Что же, когда пришелец уводит народ, чтобы истощить страну, когда каждый, ими схваченный, знает, что идёт на смерть, что к своим не вернётся или придёт хромающим старцем, когда их могилы порастут дёрном. Что же должно происходить в душе тех людей, когда им оглашают тот приговор, такой же страшный, как этот: Идите, осуждённые на вечный огонь! Сколько же должны были сойти с ума, сколько умирать от тоски, а сколько засохнуть от отчаяния! С воспоминаниями этой покинутой родимой хатки, в служении ненавистным людям, голоде и нужде, что это за доля изгнанников!
И бедный Томашек принадлежал к этим мученикам московской тирании и он, пожелтевший и побледневший, служил где-то за Волгой, скучая по Мазовии. Перебрасываемый из лазарета в лазарет, из полка в полк, наконец попал в тот, который нёс службу в Варшаве. Неоднократно всё, что в душе начало зарастать плесенью, в ней резко ожило. Молчаливый, ошеломлённый он ступил на эту землю, на которой родился, аромат которой, краски, звуки, всё напоминало ему его молодость. Уже из наполовину сломленного солдатской жизнью человека-машины достойный мазур снова сделался грустным и счастливым. Ничего не понимал, что делалось вокруг него, но после тех церквей, измазанных дикими красками, после тех индуистских пагод серые костёльчики показались ему восхитительными, он плакал под всеми крестами, которые встречал по дороге, каждый тёмный облик Божьей Матери Ченстоховской напоминал ему хату, в которой висел подобный образок. И на его груди, ещё семьёй повешенное в колыбели, дрожало такое же изображение. Дабы не выдать себя, бедняга молчал среди товарищей-русских, но когда его не видели, здоровался со своей землёй, целуя её и горстями прикладывая к страдающему сердцу. Томашек, может, в результате болезни и изнеможения был чрезвычайно жалок, вспоминал и панский двор, на котором ему было так хорошо, и маленькую панинку, которая им делала полдник. Настоящей удачей он узнал, что панинка с тёткой живут в Варшаве, и воспользовался первым позволением отлучиться, чтобы напомнить им о себе.
– А! Вы меня не узнали, панинка, – сказал он ломанным языком, – но это правда, много лет, как меня русским сделали! А это я, Томашек Чуприна, что был паробком в усадьбе в Залесье…
– Что же тут делаешь? – с удивлением воскликнула Ядвига.

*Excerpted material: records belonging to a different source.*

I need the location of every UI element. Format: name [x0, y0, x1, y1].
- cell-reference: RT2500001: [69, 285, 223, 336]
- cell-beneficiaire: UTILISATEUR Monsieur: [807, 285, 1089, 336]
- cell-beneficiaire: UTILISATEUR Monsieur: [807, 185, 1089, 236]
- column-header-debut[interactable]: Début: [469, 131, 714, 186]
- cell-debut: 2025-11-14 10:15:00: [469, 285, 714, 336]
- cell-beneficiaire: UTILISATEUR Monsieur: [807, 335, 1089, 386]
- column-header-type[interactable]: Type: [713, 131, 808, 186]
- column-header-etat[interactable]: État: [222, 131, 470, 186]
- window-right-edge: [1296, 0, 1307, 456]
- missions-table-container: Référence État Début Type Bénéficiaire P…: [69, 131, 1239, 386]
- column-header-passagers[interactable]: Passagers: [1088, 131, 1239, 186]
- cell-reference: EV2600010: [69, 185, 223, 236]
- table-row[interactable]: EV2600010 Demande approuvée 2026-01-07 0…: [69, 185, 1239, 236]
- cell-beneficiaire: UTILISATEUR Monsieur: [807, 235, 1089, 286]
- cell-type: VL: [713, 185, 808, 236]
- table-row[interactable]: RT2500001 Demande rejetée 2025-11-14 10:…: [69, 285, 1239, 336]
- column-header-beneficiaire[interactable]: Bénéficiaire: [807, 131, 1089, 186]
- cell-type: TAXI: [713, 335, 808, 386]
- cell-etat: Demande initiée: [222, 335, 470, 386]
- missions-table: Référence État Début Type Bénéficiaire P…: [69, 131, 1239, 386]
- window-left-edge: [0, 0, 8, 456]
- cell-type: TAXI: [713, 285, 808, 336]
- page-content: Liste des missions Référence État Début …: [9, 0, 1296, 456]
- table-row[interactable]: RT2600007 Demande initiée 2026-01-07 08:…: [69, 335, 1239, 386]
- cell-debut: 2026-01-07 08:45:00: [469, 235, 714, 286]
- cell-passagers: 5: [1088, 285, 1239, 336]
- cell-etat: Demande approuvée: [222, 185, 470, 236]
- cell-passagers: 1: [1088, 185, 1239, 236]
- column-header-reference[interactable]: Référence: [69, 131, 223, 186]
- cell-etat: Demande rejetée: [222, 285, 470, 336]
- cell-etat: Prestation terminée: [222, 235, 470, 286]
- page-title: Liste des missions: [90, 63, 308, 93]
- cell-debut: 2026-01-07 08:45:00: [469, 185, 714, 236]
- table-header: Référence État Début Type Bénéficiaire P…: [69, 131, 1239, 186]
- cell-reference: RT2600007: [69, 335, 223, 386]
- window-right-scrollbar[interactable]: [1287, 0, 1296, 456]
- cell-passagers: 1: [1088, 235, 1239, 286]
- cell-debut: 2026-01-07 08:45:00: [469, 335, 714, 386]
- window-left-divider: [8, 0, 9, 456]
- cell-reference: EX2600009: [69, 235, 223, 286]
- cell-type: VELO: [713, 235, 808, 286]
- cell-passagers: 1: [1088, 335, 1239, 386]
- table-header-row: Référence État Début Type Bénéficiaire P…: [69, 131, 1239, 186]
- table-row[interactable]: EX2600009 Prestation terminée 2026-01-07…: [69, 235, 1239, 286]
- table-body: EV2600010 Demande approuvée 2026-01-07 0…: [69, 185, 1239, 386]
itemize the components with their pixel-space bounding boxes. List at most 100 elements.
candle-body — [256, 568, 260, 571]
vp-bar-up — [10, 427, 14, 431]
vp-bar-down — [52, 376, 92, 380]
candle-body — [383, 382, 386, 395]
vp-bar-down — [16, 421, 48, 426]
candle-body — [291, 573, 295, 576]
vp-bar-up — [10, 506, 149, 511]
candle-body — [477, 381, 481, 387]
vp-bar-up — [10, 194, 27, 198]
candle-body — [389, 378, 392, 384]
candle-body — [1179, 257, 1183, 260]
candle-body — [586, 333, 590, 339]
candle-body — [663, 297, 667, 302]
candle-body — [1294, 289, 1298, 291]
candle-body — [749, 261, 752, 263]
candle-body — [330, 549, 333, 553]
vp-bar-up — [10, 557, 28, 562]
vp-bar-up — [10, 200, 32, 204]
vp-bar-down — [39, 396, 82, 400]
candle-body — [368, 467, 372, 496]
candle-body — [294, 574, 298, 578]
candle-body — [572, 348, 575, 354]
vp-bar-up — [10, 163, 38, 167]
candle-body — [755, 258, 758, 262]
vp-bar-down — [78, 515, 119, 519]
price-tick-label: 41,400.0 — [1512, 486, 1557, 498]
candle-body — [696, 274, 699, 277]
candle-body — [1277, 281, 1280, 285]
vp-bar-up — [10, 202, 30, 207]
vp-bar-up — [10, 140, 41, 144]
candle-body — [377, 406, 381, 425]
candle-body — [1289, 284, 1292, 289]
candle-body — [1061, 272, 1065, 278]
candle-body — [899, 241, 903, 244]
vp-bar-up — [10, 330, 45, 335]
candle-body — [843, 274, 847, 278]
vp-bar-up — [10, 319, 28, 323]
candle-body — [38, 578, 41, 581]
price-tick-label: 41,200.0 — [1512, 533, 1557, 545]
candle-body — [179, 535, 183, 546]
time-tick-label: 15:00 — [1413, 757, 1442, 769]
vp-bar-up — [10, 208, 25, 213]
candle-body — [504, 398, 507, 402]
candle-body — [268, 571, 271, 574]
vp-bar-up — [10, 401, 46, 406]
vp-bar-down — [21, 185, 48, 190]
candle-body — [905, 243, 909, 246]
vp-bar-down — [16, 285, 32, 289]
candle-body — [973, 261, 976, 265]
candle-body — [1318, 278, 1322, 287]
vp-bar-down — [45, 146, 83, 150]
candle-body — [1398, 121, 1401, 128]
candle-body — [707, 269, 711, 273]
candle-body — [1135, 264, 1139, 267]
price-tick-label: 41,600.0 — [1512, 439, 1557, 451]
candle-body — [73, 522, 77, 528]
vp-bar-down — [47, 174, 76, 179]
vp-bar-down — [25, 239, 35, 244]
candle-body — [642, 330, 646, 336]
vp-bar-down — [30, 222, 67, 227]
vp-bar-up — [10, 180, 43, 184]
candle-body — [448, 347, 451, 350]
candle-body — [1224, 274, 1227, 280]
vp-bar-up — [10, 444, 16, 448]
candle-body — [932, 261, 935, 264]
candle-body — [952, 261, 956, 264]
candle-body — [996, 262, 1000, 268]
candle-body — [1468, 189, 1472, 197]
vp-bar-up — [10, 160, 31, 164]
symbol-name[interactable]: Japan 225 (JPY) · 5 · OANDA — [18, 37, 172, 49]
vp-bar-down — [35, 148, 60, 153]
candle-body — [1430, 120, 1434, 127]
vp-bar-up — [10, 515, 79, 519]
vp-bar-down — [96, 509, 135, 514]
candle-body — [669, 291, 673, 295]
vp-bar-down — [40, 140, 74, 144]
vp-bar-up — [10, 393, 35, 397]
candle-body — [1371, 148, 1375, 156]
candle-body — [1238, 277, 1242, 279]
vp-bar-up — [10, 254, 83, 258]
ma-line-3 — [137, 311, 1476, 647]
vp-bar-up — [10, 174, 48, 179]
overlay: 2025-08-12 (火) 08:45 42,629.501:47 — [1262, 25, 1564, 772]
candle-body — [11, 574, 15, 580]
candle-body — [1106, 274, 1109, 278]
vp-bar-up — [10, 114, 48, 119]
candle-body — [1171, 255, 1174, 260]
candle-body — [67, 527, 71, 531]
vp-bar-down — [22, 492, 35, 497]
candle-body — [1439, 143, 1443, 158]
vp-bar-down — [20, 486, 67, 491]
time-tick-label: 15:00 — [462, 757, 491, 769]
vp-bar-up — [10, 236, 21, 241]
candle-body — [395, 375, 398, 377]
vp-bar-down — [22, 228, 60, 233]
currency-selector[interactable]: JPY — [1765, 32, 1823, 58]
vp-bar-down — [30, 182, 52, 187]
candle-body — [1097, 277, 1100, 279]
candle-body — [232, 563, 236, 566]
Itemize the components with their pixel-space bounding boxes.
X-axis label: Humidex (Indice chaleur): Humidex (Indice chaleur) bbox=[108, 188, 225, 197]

– А что ж? Куда солдата толкнут, туда и идёт, человек своей воли не имеет, прикажут есть, тогда ест, прикажут спать, тогда спит, а стрелять, тогда стреляет. Приказали мне с полком в Варшаву прибыть, в цитадель, вот и притащился.
– Давно?
– Эх! Уже несколько недель, но я и не ведал, что паника тут есть, и не очень нас выпускают, потому что эта служба – та же неволя.
Не зная, что с ним делать, Ядвига, как-то странно взволнованная видом исхудавшего человека, ввела его за собой в салон, чтобы напомнить тётке.
Она нашла её также уже в дверях, несмотря на тяжесть, идущую узнать, какой там солдат её звал. Тётка гораздо лучше себе припоминала Томашка, его матушку, бедную коморницу, которая пряла в усадьбе, дядю, который какое-то время был смотрителем. Томашек аж заплакал, слыша о своих. Ядвига принесла ему чашку чая, а всё общество обступило солдата, слушая его красноречивые вздохи и нескладные выражения. Паробок, который не ожидал такого приёма, был сердечный и приветствовал своих, как потерянную семью. Ядвиге сразу блеснула мысль, чтобы его обратить и использовать как инструмент обращения. Была, поэтому, чрезвычайно заботлива с ним, расспрашивала его о здоровье, напоминала ему, как их лечили в усадьбе, и сильно рекомендовала, чтобы часто к ним приходил.